What I Would Test Next
The next useful experiments are mostly about scale and realism:
- Increase sequence length and measure when KV caching becomes overwhelming.
- Run the same stack on a GPU backend.
- Measure first-token latency separately from full-answer latency.
- Add fused kernels or Triton kernels for the small decode path.
- Test a larger model, such as a 1B-parameter decoder, with the same measurement discipline.
- Measure when memory bandwidth becomes dominant.
- Compare persistent graph execution against cold compile-heavy execution.
- Add speculative decoding.
- Replace the simple low-bit baselines with GPTQ/AWQ-style methods.
- Test continuous batching and paged KV caches with a real serving loop.
The useful constraint is that each experiment should keep correctness checks in the loop. Fast invalid output is not an optimization.
Conclusion
This started as a small arithmetic transformer experiment. It eventually became a controlled inference optimization laboratory.
The project is not important because the model itself is useful. It is useful because every part of the inference stack is visible: autoregressive decoding, graph compilation, batching, caching, synchronization, quantization, correctness validation, and performance tradeoffs.

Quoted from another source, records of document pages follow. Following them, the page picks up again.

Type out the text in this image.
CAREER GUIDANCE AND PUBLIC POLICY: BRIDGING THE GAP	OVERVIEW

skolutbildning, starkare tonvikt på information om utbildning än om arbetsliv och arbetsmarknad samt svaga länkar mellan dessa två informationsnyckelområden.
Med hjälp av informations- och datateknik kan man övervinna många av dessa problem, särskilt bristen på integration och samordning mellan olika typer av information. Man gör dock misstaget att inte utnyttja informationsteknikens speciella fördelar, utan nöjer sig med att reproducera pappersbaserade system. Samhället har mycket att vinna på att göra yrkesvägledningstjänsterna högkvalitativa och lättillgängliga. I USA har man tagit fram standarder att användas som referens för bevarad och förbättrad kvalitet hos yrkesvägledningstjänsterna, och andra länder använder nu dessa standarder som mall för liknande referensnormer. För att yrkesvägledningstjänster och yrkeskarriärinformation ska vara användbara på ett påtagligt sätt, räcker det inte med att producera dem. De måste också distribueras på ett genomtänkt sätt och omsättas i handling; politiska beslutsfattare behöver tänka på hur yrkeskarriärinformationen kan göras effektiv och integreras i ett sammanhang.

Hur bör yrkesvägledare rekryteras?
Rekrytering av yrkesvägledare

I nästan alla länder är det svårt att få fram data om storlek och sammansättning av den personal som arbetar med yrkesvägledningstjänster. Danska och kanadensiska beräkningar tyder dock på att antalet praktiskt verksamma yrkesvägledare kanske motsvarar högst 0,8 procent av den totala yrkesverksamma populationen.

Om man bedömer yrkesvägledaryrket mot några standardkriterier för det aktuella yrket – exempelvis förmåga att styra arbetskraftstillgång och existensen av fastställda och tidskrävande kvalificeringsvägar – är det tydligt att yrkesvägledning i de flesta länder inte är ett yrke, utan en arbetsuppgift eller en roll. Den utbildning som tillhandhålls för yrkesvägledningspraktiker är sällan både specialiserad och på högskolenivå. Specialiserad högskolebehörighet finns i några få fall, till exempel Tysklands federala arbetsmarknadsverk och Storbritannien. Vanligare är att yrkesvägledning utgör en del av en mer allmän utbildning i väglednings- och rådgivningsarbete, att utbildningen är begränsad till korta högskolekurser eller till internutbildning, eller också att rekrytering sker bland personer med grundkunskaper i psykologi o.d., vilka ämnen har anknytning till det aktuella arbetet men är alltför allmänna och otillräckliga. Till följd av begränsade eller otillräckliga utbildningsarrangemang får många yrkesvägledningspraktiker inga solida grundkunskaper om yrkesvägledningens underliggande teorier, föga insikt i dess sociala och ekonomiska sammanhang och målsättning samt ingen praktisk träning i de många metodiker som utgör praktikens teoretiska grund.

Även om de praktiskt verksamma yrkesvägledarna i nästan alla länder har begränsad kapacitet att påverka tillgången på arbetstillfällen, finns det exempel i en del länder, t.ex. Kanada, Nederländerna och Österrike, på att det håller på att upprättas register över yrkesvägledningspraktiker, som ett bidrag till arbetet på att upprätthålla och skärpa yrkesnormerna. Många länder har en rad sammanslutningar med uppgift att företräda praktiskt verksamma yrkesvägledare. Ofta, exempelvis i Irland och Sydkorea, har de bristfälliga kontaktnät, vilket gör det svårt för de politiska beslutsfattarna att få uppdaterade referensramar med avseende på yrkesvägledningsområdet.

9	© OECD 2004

The biggest lesson was not “KV caching is faster.” That was expected.
The more important lesson was that inference optimization is mostly about understanding where time is actually spent. Some optimizations interact badly with compilation. Some improve throughput while hurting latency. Some silently break correctness. Some help large models much more than small ones. And many optimizations that sound important barely matter once measured carefully.
Small controlled systems are valuable because they make those mechanics easier to isolate. In practice, understanding the mechanics is often more important than applying optimizations blindly.